Wireless Philadelphia Moves Forward

Published December 1, 2005

Philadelphia’s selection of EarthLink Inc. to build, operate, and manage a citywide municipal wireless network could mark a subtle yet significant change in the way large cities approach funding the construction and operation of controversial broadband initiatives.

Wireless Philadelphia is the largest municipal wireless project to reach contract stage. Similar networks, using a variety of business models, have been proposed in cities such as Los Angeles, Minneapolis, New York, and San Francisco. In response to a request for initial comments, Google Inc. has offered to build a wireless system in San Francisco at no cost to the city and offer some service for free.

EarthLink to Own, Fund

Under the terms of the proposed deal in Philadelphia, announced in early October, EarthLink will be responsible for financing the construction of the entire 135-square-mile network, expected to cost between $15 and $20 million. No funds will be directly allocated by the city, nor will the city own any part of the network.

Instead, in what resembles more of a franchise agreement than an actual partnership, the city will become a major EarthLink customer and will migrate city telecom services to the Atlanta-based Internet service provider. That will provide necessary upfront cash flow for the network buildout.

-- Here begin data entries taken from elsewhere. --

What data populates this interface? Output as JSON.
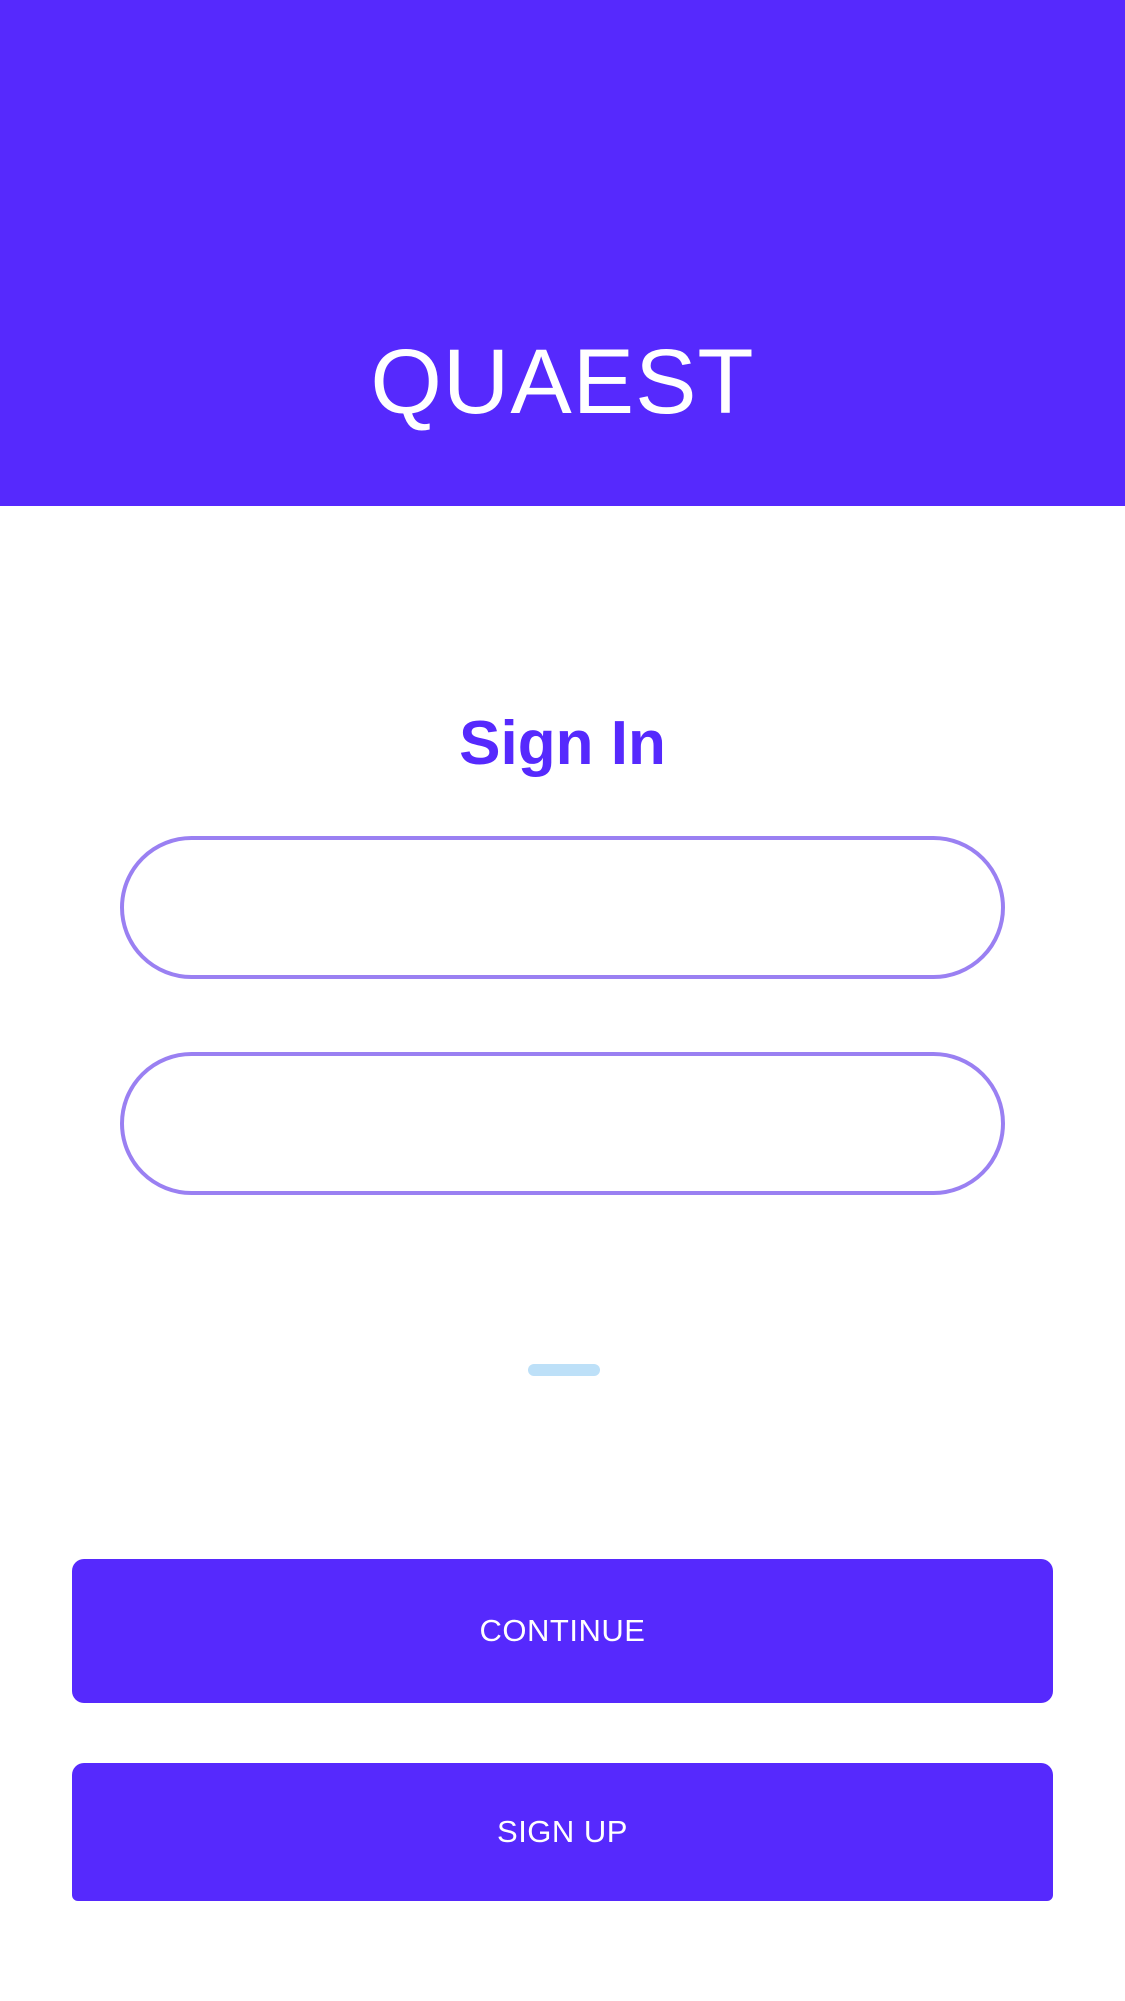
{
  "app": {
    "title": "QUAEST"
  },
  "form": {
    "heading": "Sign In",
    "username": {
      "value": "",
      "placeholder": ""
    },
    "password": {
      "value": "",
      "placeholder": ""
    }
  },
  "actions": {
    "continue_label": "CONTINUE",
    "signup_label": "SIGN UP"
  },
  "colors": {
    "brand": "#5629FD",
    "field_border": "#9A80F2",
    "loader": "#BDE0F8",
    "background": "#FFFFFF"
  }
}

Firm Will Have Competition

EarthLink will provide retail wireless Internet services to the city’s residents, businesses, and visitors. Targeted pricing is $20 a month, with a $10-a-month plan for low-income residents. EarthLink will compete with existing broadband services from Cingular, Comcast, Verizon, Verizon Wireless, and a host of other local wireless Internet service providers.

Until now, EarthLink has predominantly sold dial-up and digital subscriber line (DSL) Internet. With the demise of FCC-mandated discounts on wholesale DSL, EarthLink hopes to use Philadelphia as a springboard into facilities-based broadband services.

Although the contract has yet to be finalized in Philadelphia, EarthLink aims to have most of the wireless access network in place by the end of next year. The deal is expected to call for a seven- to 10-year commitment from EarthLink to the project, according to Dianah Neff, chief information officer for the city of Philadelphia and architect of the Philadelphia municipal wireless initiative.

Taxpayer Risk Was Concern

Although the funding issue had been left open from the start, Wireless Philadelphia saw some resistance from city council members and Pennsylvania state legislators who were concerned about the overall cost and the risk to taxpayers. Many pointed to similar municipal broadband systems around the country that had failed, and to independent studies from firms such as JupiterResearch, which advised municipalities against directly investing in wireless infrastructure and service provision.

Amid discussion of the Philadelphia project, Pennsylvania legislators passed a law prohibiting other municipalities from owning and operating competitive broadband networks.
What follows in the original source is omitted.